Bu tür ideolojik bir açılış törenini Sovyetler, Kuzey Kore v.s. yapsa dalga konusu olur. Kaldı ki bu tür rejimler bile, stadyumu ve sporu görmezden gelmezdi. Tören en azından stadyumda yapılır, sosyalizmin organizasyonda da, sporda da ne kadar başarılı olduğu vurgulanmaya çalışılırdı.
2008’de Çin bile, ulusal propaganda ve kültürel-tarihsel mesajları ağır basan ancak göz kamaştırıcı ve estetik olarak üst düzey bir şov hazırlamıştı. Yine stadyum kullanılmıştı. İdeolojik mesajlar sporun ve Çin milli gururunun arkasına saklanmıştı.
Fransa ise bize sporcuları bile göstermedi.
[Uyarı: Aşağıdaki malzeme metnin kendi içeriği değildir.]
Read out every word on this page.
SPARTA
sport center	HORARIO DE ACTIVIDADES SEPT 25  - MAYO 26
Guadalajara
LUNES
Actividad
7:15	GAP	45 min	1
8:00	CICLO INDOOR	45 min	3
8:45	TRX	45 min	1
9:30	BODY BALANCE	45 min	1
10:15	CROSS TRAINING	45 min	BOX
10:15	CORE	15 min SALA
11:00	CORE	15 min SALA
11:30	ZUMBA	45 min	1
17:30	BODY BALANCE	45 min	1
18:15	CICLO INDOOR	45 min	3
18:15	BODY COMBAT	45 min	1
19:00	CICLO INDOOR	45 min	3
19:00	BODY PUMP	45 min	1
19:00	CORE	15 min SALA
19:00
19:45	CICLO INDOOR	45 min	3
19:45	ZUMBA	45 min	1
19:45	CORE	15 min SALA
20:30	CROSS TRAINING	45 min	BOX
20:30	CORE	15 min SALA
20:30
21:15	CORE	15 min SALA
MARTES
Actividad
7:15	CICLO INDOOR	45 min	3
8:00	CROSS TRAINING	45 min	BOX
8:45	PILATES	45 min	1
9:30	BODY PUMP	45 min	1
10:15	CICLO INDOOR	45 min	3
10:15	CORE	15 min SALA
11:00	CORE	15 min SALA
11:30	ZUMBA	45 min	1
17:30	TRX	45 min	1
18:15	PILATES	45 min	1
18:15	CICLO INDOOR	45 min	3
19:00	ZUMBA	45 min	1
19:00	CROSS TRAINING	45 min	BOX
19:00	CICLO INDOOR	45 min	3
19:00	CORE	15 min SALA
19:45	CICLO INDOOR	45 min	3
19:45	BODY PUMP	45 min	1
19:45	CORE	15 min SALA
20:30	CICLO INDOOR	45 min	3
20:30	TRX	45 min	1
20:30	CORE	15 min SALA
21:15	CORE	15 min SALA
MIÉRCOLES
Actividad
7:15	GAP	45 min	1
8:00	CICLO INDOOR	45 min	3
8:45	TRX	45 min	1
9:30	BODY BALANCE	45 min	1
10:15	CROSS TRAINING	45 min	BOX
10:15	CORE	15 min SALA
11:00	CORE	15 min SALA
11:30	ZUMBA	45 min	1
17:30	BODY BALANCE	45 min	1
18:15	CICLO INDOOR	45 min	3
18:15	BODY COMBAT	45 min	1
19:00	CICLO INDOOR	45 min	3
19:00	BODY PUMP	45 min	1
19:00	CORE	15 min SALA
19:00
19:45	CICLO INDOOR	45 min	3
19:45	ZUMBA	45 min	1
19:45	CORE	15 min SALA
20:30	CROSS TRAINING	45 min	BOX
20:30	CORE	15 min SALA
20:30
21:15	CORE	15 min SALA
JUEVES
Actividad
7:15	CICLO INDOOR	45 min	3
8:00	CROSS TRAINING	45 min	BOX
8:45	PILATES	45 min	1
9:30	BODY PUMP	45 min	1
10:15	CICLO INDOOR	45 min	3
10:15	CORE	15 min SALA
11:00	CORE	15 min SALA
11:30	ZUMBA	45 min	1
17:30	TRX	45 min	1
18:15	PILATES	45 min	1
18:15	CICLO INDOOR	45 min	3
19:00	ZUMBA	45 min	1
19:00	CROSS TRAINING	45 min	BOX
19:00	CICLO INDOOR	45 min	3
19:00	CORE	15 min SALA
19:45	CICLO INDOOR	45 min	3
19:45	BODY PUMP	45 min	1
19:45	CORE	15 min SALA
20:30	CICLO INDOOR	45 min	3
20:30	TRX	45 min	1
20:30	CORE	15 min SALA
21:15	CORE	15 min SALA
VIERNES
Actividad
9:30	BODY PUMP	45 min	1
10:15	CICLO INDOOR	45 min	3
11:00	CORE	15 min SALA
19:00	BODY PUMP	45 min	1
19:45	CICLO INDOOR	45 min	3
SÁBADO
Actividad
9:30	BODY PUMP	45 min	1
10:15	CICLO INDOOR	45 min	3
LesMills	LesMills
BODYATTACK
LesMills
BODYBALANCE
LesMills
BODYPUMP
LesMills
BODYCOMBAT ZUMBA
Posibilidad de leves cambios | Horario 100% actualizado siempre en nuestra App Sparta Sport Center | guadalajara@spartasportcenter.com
Yasakladı. Sporcular geçit yapamadı. Teknelere tıkıldılar. Ülkeler bayraklarını kortejlerinin en önünde gururla taşırdı. Şimdi öyle teknenin bir yerlerinde sallayarak göstermeye çalıştılar.
Stadyum göremedik. Ama onun yerine Fransızların yatak odasından tut, kankan dansı yapılan pavyon ortamlarına kadar her şey vardı. Bu Fransa’yı ben yüksek kültürü olan bir ülke sanırdım. Çadır tiyatrosu tadında “aç aç dansı” izlettiler milyarca insana. Bale, opera, modern dans falan yok muydu bunlarda? Açılış töreninde dans edenleri bile sokaktan toplamışlardı sanki. Kanalın kıyısında köşesinde hiçbir eşgüdüm olmadan, saçma salak hareketler yapan kalabalık bir yığın.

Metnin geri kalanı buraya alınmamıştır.